オリヴァーの最後のシーンで告げられる選択についても文句言いたい人が沢山いそうだけど、八十年代、アメリカのユダヤ系エリートに自由なんか無かったでしょう。オリヴァーのその後を予想すると、アンチゲイの議員になった後、二十年後くらいにノンケのフリをかなぐり捨てて謝罪してゲイ告白するタイプと観た。優秀で出世するよ、アレは。でも苦い…

私自身は消したい過去の方が多いから、パールマン氏のセリフ「歳を取ると心がすり減る。後になればなるほど、好きな人にあげられるものが減ってしまう」ってのが刺さる。それでいて、痛みがあっても心を閉ざさないで生きよ、と教えるのは…何とも言えないね。心に痛みや後悔があるからこそ言いたいし、言いながら恥ずかしいし、自分の言うことに責任持つってそういうことなのかな…エリオは本読みまくってませた子供だけど、子供なんだよね。オバジは、ちゃんとマルシア相手にコンドーム使ったか気になったわよ。
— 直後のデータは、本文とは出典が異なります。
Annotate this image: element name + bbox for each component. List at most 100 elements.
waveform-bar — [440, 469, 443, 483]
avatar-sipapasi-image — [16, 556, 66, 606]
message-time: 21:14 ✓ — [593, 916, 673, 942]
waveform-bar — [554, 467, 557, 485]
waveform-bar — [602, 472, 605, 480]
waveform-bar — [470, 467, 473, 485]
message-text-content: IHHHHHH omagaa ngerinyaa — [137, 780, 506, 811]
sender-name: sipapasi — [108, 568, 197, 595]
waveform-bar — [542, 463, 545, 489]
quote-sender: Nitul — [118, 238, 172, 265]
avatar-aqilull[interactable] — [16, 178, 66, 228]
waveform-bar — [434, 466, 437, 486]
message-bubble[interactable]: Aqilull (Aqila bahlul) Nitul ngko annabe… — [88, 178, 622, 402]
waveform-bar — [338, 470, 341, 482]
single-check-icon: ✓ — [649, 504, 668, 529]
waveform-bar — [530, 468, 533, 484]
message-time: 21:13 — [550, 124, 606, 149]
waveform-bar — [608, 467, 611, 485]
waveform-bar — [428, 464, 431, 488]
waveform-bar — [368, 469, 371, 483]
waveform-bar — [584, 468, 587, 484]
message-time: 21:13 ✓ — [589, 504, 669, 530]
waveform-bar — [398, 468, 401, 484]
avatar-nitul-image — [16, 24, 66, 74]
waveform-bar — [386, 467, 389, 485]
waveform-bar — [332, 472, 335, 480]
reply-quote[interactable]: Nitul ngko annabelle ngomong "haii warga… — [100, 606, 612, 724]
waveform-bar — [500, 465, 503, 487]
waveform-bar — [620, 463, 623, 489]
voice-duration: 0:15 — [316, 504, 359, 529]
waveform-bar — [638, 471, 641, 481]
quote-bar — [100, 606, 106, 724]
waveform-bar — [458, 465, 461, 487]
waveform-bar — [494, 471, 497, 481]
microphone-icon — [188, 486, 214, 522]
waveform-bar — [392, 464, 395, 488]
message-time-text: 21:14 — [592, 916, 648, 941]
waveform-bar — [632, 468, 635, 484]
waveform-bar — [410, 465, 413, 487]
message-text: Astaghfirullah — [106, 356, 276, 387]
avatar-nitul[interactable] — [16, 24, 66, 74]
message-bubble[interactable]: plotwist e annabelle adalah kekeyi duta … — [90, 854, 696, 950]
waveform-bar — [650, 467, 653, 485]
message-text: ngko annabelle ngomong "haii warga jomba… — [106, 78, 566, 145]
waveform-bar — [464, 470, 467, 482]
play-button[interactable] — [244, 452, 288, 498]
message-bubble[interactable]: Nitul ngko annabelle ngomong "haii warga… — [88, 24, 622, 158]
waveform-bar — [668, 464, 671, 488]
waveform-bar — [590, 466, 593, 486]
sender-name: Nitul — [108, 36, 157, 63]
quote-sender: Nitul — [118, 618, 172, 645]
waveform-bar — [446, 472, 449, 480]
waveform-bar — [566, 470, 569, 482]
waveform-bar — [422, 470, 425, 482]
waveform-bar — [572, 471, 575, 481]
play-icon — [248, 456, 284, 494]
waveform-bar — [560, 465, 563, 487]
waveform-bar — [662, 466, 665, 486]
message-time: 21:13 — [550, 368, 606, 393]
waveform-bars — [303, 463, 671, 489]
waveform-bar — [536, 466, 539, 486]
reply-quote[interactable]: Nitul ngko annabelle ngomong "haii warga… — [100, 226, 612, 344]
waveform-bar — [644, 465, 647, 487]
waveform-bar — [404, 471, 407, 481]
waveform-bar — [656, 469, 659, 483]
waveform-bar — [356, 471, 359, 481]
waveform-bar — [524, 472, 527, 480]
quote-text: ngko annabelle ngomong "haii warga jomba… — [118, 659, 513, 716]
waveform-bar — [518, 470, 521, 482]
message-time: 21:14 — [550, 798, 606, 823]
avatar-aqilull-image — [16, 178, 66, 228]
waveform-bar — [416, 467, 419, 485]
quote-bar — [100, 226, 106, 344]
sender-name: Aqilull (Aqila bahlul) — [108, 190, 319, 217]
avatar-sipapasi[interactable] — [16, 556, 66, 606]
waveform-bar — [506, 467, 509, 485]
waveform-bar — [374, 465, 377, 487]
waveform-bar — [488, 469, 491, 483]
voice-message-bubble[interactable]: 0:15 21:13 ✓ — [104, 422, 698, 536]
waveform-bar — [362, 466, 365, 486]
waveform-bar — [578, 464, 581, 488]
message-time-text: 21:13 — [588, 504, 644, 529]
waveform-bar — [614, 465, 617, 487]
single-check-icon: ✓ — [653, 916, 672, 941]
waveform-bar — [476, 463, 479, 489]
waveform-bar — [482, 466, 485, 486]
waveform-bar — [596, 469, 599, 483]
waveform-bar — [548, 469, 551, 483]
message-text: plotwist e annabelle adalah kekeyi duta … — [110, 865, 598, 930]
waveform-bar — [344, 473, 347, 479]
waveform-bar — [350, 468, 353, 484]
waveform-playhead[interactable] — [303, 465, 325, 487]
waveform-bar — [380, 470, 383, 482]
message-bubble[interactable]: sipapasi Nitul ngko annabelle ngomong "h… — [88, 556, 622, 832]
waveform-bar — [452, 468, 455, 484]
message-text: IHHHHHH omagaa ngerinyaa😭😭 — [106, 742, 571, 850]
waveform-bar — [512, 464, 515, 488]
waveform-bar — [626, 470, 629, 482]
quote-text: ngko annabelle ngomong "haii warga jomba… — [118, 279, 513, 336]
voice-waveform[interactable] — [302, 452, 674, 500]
自分の過去に一点の曇りもない人が羨ましい。そんな人いるのか知らないけど。

社会のしがらみのせいで皆根本的には自由になれず、その中で馬鹿なことや残酷なことをしてしまう。不自由だし理不尽だ。でも、後輩たちが望むものをより健全な方法で手に入れられるように、上の世代は、自分の失敗と後悔は時々、恐れつつも、外に出した方がいいのかもしれない。若い人がバカなことを繰り返さないように。そして、バカなことをしたら…してても、生きることはできると教えることはできる。目の前で、まともな大人として話をしている限りはね。

そして、「バカなこと」を繰り返さず何かを手にしたとしても、完全なる幸福と正義と自由に至れる訳でもないということも、何となく言っておきたくなる。でも結局、痛い思いをしなければ分からないのだと思う。